You haven’t seen much of me lately, and I’m sorry for that. I can’t say why, exactly, I haven’t visited and written. I’m writing, mainly offline, and experimenting with collage and watercolor and other artsy craftsy stuff. Sometimes it feels peaceful, but mainly I feel like some old dabbling woman. These are weird days. I get up as the moon goes down. I teach all day. I read and read and read all night and sometimes watch “Borgen.” I talk on the phone with my friends a lot. I talk on the phone with my sons a lot. I take care of Sophie and chat with the two Marias when they come and take care of her. I cook good things to eat because I am graced with ample food and skill. I piddle around in my garden. The lemons hang heavy from the little trees and the succulents are robust. I love The Bird Photographer. We’re hunkered down here in Los Angeles, under a new Stay at Home order. The death and destruction and economic suffering is so terrible. I practice tonglen but it feels aimless. I guess that’s the purpose. Last weekend — or was it a few weeks ago? — we did take a drive to Malibu and stopped at this delicious cove near Leo Cabrillo beach. Just a scattering of people, all masked. Little skittering birds, blue skies, sailboats in the cerulean distance. The beach was covered with the most beautiful flat stones, and the water was cold. The California coast is sublime.
Reader, tell me what you’re doing and thinking.
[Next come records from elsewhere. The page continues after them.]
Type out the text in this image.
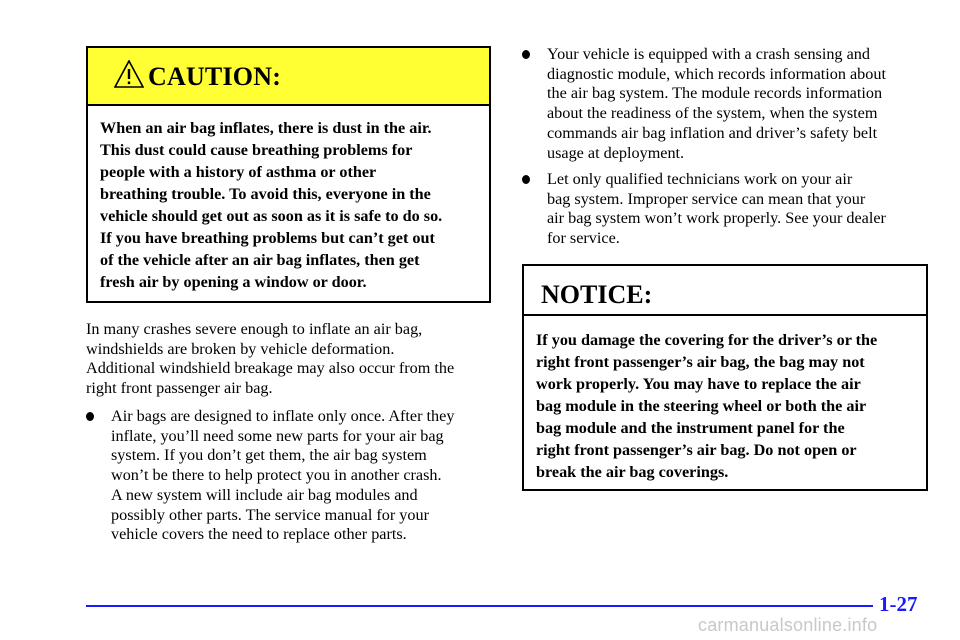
CAUTION:
When an air bag inflates, there is dust in the air.
This dust could cause breathing problems for
people with a history of asthma or other
breathing trouble. To avoid this, everyone in the
vehicle should get out as soon as it is safe to do so.
If you have breathing problems but can’t get out
of the vehicle after an air bag inflates, then get
fresh air by opening a window or door.
In many crashes severe enough to inflate an air bag,
windshields are broken by vehicle deformation.
Additional windshield breakage may also occur from the
right front passenger air bag.
Air bags are designed to inflate only once. After they
inflate, you’ll need some new parts for your air bag
system. If you don’t get them, the air bag system
won’t be there to help protect you in another crash.
A new system will include air bag modules and
possibly other parts. The service manual for your
vehicle covers the need to replace other parts.
Your vehicle is equipped with a crash sensing and
diagnostic module, which records information about
the air bag system. The module records information
about the readiness of the system, when the system
commands air bag inflation and driver’s safety belt
usage at deployment.
Let only qualified technicians work on your air
bag system. Improper service can mean that your
air bag system won’t work properly. See your dealer
for service.
NOTICE:
If you damage the covering for the driver’s or the
right front passenger’s air bag, the bag may not
work properly. You may have to replace the air
bag module in the steering wheel or both the air
bag module and the instrument panel for the
right front passenger’s air bag. Do not open or
break the air bag coverings.
1-27
carmanualsonline.info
I used to think of limbo as a static state, but it’s not. It turns out it’s this. You describe it so well. I’m glad to hear you are creating in new ways. I can’t write much either. We are all changed by this. How could we possibly stay the same within such a tragedy? But I’m happy to read these words from you and so can think of you as healthy and still there, with your family, your love, your many skills and talents. On we go, for as long as we can.
It is good to be hunkered down with people you love. I think for me it’s been hard to write here because I feel in a state of suspension, watching, waiting, wondering what will endure when all this is over, then wondering will it ever truly be over. These past four years, this pandemic, they have changed us. Who will we now become. I love you.